Another step that many experts recommend is to appoint an estate administrator in a will. An estate administrator or executor is a trusted individual appointed by the owner of the estate to manage their estate in probate and then distribute it as provided in the will. The administrator or executor of an estate is responsible for the the following in connection with the probating of any kind of estate:

  • Dealing with creditors;
  • Defending lawsuits;
  • Managing the estate’s assets as needed;
  • Determining whether taxes are owed and paying them;
  • Identifying the will’s beneficiaries; and/or
  • Ensuring that the beneficiaries receive their proper inheritance.

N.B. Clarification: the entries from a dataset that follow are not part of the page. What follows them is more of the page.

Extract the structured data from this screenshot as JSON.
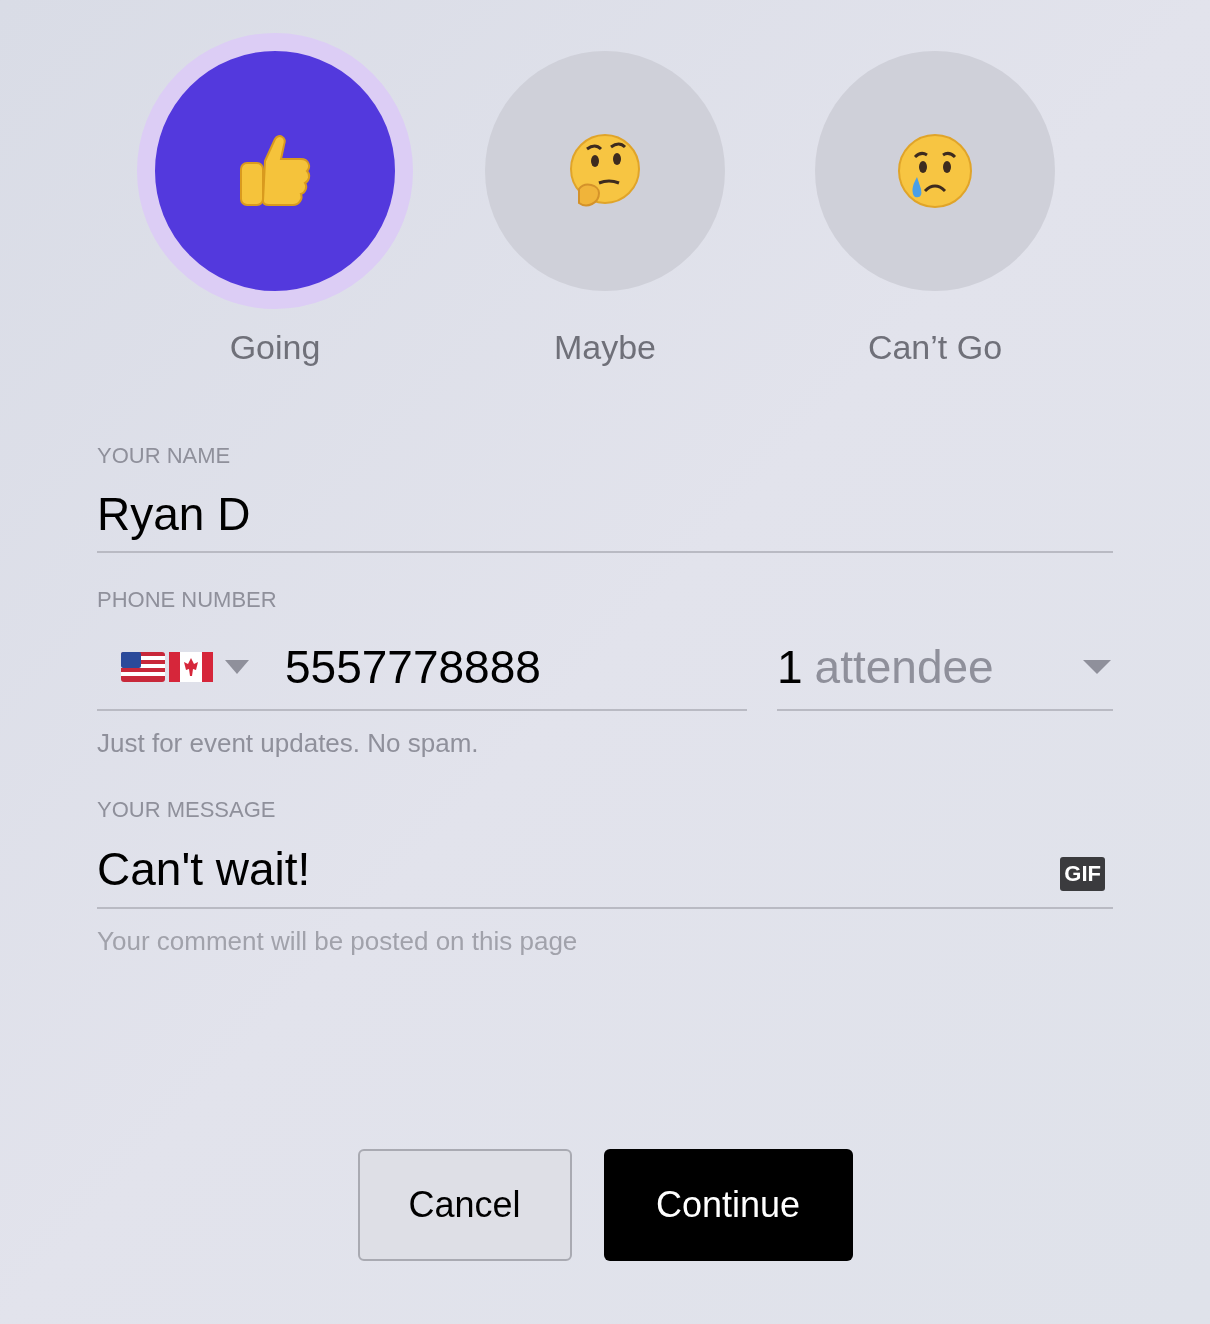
{
  "rsvp_options": [
    {
      "label": "Going",
      "kind": "thumbs_up",
      "selected": true
    },
    {
      "label": "Maybe",
      "kind": "thinking",
      "selected": false
    },
    {
      "label": "Can’t Go",
      "kind": "crying",
      "selected": false
    }
  ],
  "name_field": {
    "label": "YOUR NAME",
    "value": "Ryan D"
  },
  "phone_field": {
    "label": "PHONE NUMBER",
    "value": "5557778888",
    "hint": "Just for event updates. No spam."
  },
  "attendees": {
    "count": "1",
    "unit": "attendee"
  },
  "message_field": {
    "label": "YOUR MESSAGE",
    "value": "Can't wait!",
    "gif_button": "GIF",
    "hint": "Your comment will be posted on this page"
  },
  "buttons": [
    {
      "label": "Cancel",
      "kind": "secondary"
    },
    {
      "label": "Continue",
      "kind": "primary"
    }
  ]
}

Do I Need an Attorney for Intestate Estates?

Intestacy results from the lack of a will. It can be avoided through the simple step of consulting a skilled and knowledgeable wills, trusts and estates attorney in order to draft a legally enforceable will. If you do not direct how your assets are to be distributed after your death, the law of the state in which you live does it for you. Most of us would not want this outcome.

An experienced estate planning attorney can help you understand the law of the state in which you live and draft a will that is valid under those laws. They can help you designate an administrator. Additionally, the attorney can help ensure that your will covers your entire estate and minimize the taxes your estate might owe. The time to make an estate plan is before it is needed, so you should do it today.